“This greatly aids our customers in building an overall working solution, because the interactions between the network and the host can be complicated and difficult to debug when it’s different systems collecting them,” Duda said.
Analysts react to telemetry preview
Arista declined to share more details about its forthcoming AI telemetry extensions, but experts say additional control features would be a benefit to high-end customers such as hyperscalers that are operating AI networks.
“Modern switches already know detailed internal conditions (congestion, drops, buffers, RDMA counters, latency), but that information is invisible unless it’s exported. Streaming it to a central system makes the network observable in real time, not just via logs but via live operational state. This is especially critical for AI clusters, where tiny network issues can stall synchronized GPU jobs and waste massive compute resources,” said Sameh Boujelbene, vice president of Dell’Oro Group.

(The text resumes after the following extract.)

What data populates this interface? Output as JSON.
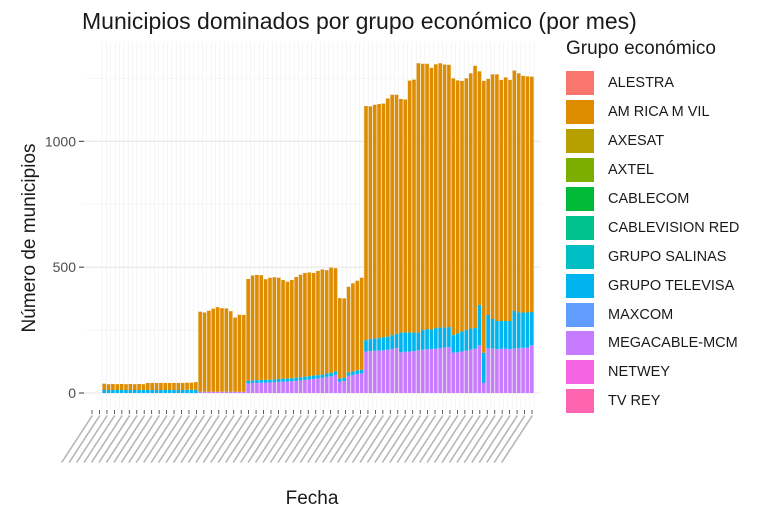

“Operators therefore need visibility across both the network and the hosts (congestion, NIC buffering, RDMA behavior, and collective performance), all at once. The key idea is to unify host and network telemetry into one correlated view. Many failures happen between layers, and siloed monitoring hides the root cause. A single timeline that combines both perspectives lets operators see the full pipeline and diagnose complex performance problems much faster,” Boujelbene said.
According to Alan Weckel, co-founder and analyst with the 650 Group, telemetry is key to understanding what is actually occurring in AI fabrics, and Arista has a lot of these features already on the switch side.
Arista bought Big Switch and its Big Cloud Fabric in 2020, and that technology lets customers manage physical switches as a single fabric, including security, automation, orchestration and analytics. Importantly, the software can run on a variety of certified switches from Dell EMC, HPE and others.